Reactions of Acid Anhydrides
The chemistry of acid anhydrides is similar to that of acid chlorides, although anhydrides react more slowly. Thus, acid anhydrides react with water to form acids, with alcohols to form esters, with amines to form amides, and with LiAlH4 to form primary alcohols. Only the ester- and amide-forming reactions are commonly used, however.
Conversion of Acid Anhydrides into Esters
Acetic anhydride is often used to prepare acetate esters from alcohols. For example, aspirin (acetylsalicylic acid) is prepared commercially by the acetylation of o-hydroxybenzoic acid (salicylic acid) with acetic anhydride.
Conversion of Acid Anhydrides into Amides
Acetic anhydride is also commonly used to prepare N-substituted acetamides from amines. For example, acetaminophen, a drug used in over-the-counter analgesics such as Tylenol, is prepared by reaction of p-hydroxyaniline with acetic anhydride. Only the more nucleophilic –NH2 group reacts rather than the less nucleophilic –OH group.

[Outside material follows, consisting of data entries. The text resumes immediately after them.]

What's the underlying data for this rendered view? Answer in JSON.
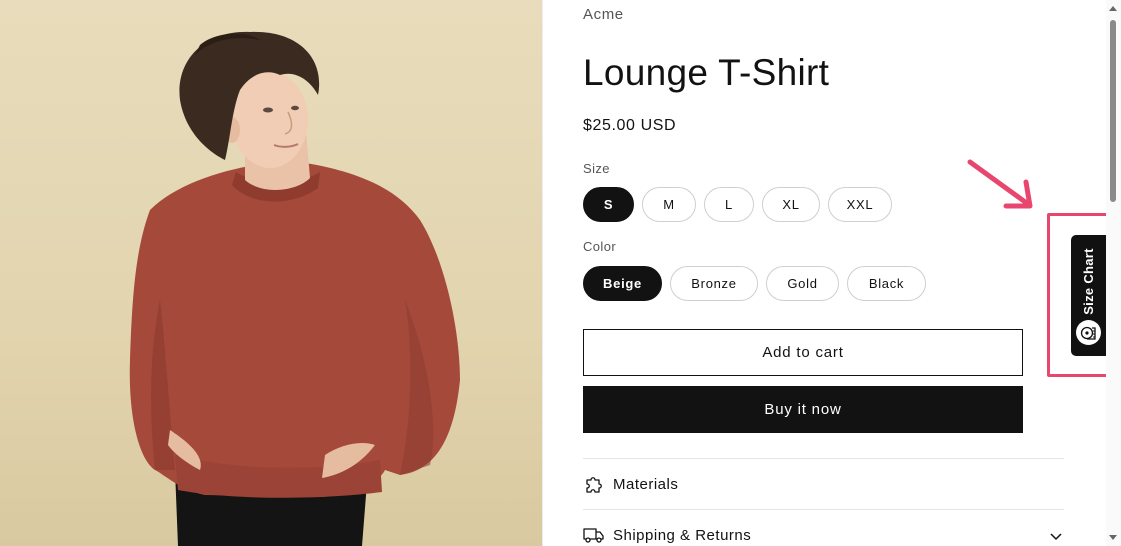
{
  "product": {
    "vendor": "Acme",
    "title": "Lounge T-Shirt",
    "price": "$25.00 USD",
    "image_alt": "man-in-rust-sweatshirt-photo"
  },
  "options": {
    "size": {
      "label": "Size",
      "selected": "S",
      "values": [
        "S",
        "M",
        "L",
        "XL",
        "XXL"
      ]
    },
    "color": {
      "label": "Color",
      "selected": "Beige",
      "values": [
        "Beige",
        "Bronze",
        "Gold",
        "Black"
      ]
    }
  },
  "actions": {
    "add_to_cart": "Add to cart",
    "buy_now": "Buy it now"
  },
  "accordions": [
    {
      "label": "Materials",
      "icon": "puzzle-icon"
    },
    {
      "label": "Shipping & Returns",
      "icon": "truck-icon"
    }
  ],
  "size_chart_tab": {
    "label": "Size Chart",
    "icon": "tape-measure-icon"
  },
  "colors": {
    "accent_dark": "#121212",
    "annotation": "#e8466f",
    "photo_background": "#e5d8b4",
    "sweatshirt": "#a5493a"
  }
}
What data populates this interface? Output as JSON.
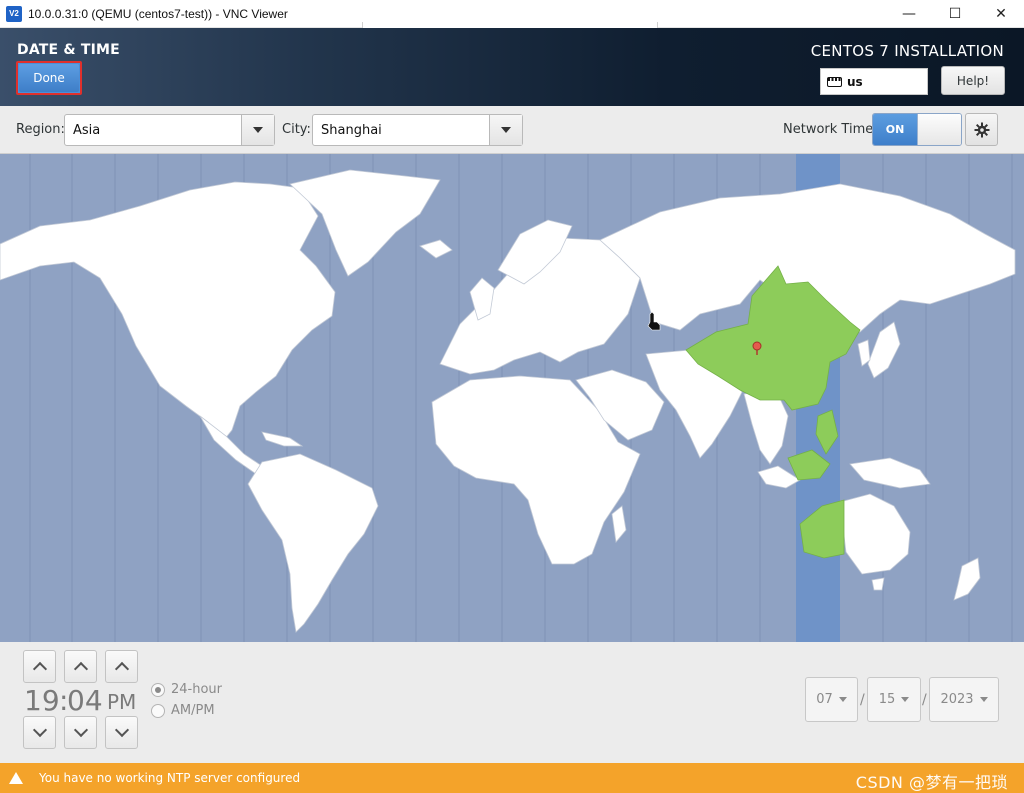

Notice in both of the previous reactions that only “half” of the anhydride molecule is used, while the other half acts as the leaving group during the nucleophilic acyl substitution step and produces acetate ion as a by-product. Thus, anhydrides are inefficient, and acid chlorides are normally preferred for introducing acyl substituents other than acetyl groups.